I am not sure how to solve this issue. I don’t know if Oracle would multiple license its ZFS bits. Or if it is happy the way things are now. This is not a company known to be friendly to giving away functionality it can charge for.

I don’t see the linux kernel team changing its mind any time soon. So the risk to ZoL is real, and accumulates in ZoF. Basically this isn’t pretty. ZoL doesn’t have corporate sponsors, its a project of LANL. OpenZFS has many users, and few developers. And one of its major developers, as pointed out, switched to ZoL.

The primary driver for ZoL is Lustre. Lustre isn’t the only parallel filesystem in “market”. There are many others: BeeGFS, Weka.IO, OrangeFS, LizardFS, CephFS, and (if you squint hard) pNFS. There are storage appliance vendors like Panasas, Vexata, E8, DDN, Cray, IBM, DellEMC, and so on. Lustre is important to DDN and Cray, less so to DellEMC.

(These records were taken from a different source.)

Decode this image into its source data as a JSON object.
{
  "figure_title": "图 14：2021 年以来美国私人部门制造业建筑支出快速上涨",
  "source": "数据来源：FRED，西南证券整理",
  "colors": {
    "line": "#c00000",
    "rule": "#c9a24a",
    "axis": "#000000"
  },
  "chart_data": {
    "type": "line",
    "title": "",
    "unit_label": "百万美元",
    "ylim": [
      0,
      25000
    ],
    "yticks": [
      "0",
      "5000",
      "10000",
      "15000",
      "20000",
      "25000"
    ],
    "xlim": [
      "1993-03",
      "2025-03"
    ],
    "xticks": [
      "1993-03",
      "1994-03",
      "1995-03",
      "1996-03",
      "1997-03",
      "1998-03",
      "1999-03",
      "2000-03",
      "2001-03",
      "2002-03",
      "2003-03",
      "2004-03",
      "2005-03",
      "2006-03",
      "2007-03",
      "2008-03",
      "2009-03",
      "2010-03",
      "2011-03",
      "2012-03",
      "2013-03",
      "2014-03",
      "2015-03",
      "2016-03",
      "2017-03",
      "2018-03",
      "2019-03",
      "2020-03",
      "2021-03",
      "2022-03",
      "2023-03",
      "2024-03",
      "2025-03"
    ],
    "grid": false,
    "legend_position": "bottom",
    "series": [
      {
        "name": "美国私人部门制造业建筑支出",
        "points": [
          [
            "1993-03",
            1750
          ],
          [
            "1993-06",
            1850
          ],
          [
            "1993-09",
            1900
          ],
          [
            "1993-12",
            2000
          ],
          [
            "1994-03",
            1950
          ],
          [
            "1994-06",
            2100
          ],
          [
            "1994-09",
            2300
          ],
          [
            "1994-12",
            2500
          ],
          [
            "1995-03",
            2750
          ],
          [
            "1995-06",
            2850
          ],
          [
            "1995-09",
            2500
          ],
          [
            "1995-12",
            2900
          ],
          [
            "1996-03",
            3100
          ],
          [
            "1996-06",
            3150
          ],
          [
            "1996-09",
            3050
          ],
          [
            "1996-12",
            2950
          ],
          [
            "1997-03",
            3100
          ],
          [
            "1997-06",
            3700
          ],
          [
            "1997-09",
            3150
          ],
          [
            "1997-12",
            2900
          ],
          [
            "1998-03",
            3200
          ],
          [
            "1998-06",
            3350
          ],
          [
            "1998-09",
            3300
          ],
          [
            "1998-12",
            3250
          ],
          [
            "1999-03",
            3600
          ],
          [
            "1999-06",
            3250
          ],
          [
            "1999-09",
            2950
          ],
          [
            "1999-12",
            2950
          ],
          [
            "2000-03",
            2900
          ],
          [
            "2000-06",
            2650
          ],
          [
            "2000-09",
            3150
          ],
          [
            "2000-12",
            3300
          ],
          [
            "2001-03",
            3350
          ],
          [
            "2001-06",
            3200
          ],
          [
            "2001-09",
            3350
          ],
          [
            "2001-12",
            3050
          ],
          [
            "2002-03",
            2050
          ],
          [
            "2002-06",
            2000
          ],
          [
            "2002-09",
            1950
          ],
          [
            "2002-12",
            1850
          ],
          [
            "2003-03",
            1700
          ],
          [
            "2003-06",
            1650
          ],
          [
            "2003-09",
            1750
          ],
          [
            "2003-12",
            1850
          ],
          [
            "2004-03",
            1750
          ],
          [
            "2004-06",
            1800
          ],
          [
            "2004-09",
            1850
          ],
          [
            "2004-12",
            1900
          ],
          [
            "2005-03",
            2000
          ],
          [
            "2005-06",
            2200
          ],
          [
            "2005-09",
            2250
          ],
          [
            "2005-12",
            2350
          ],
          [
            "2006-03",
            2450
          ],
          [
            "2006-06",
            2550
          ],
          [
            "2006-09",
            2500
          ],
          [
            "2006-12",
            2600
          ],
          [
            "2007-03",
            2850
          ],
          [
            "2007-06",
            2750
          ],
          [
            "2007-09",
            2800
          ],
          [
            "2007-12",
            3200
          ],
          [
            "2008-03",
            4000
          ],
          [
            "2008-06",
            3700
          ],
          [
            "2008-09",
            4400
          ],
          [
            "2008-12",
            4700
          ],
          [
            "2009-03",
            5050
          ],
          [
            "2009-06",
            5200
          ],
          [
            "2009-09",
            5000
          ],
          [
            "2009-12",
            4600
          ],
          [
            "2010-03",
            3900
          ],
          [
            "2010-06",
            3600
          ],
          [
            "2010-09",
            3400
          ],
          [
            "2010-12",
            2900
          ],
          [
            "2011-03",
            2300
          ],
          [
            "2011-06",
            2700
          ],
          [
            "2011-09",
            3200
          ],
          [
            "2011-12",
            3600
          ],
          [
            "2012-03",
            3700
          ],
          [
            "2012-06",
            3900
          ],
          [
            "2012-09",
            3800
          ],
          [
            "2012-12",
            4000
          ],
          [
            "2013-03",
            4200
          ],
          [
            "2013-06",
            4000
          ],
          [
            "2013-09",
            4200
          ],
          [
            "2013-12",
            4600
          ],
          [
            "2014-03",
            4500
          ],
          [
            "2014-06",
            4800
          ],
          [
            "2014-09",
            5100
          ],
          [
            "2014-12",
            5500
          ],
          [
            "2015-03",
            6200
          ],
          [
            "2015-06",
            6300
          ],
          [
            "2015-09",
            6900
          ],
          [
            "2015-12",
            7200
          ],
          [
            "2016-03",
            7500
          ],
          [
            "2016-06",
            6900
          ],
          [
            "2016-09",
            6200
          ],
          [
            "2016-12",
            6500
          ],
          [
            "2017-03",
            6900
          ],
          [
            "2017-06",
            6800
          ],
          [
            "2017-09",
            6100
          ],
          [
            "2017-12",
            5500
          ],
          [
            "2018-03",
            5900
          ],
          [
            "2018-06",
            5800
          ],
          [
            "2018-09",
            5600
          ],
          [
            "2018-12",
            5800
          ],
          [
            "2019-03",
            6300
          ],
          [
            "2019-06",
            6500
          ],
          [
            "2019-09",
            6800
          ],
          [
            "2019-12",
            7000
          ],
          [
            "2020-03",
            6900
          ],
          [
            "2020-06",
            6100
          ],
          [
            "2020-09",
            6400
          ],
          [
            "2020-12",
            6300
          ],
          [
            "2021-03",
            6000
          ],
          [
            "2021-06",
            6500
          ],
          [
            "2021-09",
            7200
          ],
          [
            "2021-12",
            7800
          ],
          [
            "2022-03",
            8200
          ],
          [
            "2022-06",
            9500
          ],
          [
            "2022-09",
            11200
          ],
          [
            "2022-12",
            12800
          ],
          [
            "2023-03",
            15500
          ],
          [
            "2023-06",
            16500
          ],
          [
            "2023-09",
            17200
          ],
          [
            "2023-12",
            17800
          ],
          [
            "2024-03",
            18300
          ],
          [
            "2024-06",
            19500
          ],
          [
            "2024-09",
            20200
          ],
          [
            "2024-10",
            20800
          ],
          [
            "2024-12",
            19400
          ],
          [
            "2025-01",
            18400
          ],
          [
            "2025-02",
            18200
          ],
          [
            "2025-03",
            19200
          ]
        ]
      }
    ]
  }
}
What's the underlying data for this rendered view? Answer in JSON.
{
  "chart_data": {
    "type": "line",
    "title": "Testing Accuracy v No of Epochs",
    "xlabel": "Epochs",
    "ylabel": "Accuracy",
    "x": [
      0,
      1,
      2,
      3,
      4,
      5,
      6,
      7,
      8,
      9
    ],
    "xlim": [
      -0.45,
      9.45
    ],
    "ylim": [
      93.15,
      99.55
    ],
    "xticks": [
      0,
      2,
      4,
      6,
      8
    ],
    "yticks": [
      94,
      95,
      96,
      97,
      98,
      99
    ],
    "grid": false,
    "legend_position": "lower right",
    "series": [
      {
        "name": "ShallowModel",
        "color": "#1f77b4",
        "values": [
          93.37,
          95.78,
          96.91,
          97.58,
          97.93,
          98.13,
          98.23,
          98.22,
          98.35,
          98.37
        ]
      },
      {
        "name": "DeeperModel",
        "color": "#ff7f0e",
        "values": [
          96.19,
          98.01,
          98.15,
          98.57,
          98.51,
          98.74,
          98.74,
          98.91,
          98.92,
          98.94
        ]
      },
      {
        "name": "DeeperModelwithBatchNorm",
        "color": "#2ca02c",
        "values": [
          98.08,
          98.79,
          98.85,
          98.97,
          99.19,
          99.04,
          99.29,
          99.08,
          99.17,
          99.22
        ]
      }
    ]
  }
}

You can run Lustre atop non ZoL systems, though most everyone uses ZoL by now. Many moons ago (pre 2.x) I ran it on ext4. I think I saw xfs used by the SuSE folks in the 1.6-ish days.

Basically what I am noting is that Lustre is one of several parallel file systems out there, and ZoL is important to it. BeeGFS runs atop Zol if you like, but doesn’t need to. So the drive for ZoL is primarily Lustre. Which isn’t as popular as it once was, and has significant competition.

Moreover, ZoL is effectively “funded” by LANL (developer salaries). What if this were to change?

All of these things need to factor into the risk equation. This is where the monoculture comment becomes important.

Call this a cautionary sense of foreboding. I am not personally dependent upon ZoL working right now. Maybe eventually. But I also don’t like to see useful tools rendered less useful for, what amounts to now, historical spite.

Greg Kroah-Hartmann’s comments about Sun are correct on the LKML. But, there is no such company as Sun anymore. The people who were there, are scattered (and yes, I work with a number of them, and they are terrific engineers, though like GK-H, highly opinionated).

The question is whether or not Oracle would support multiple licensing of ZFS to enable better inclusion in the linux kernel. So we don’t have to accept the increased risk of the linux kernel eventually being completely inhospitable to ZoL. Which would increase risk to ZoF. And everything else.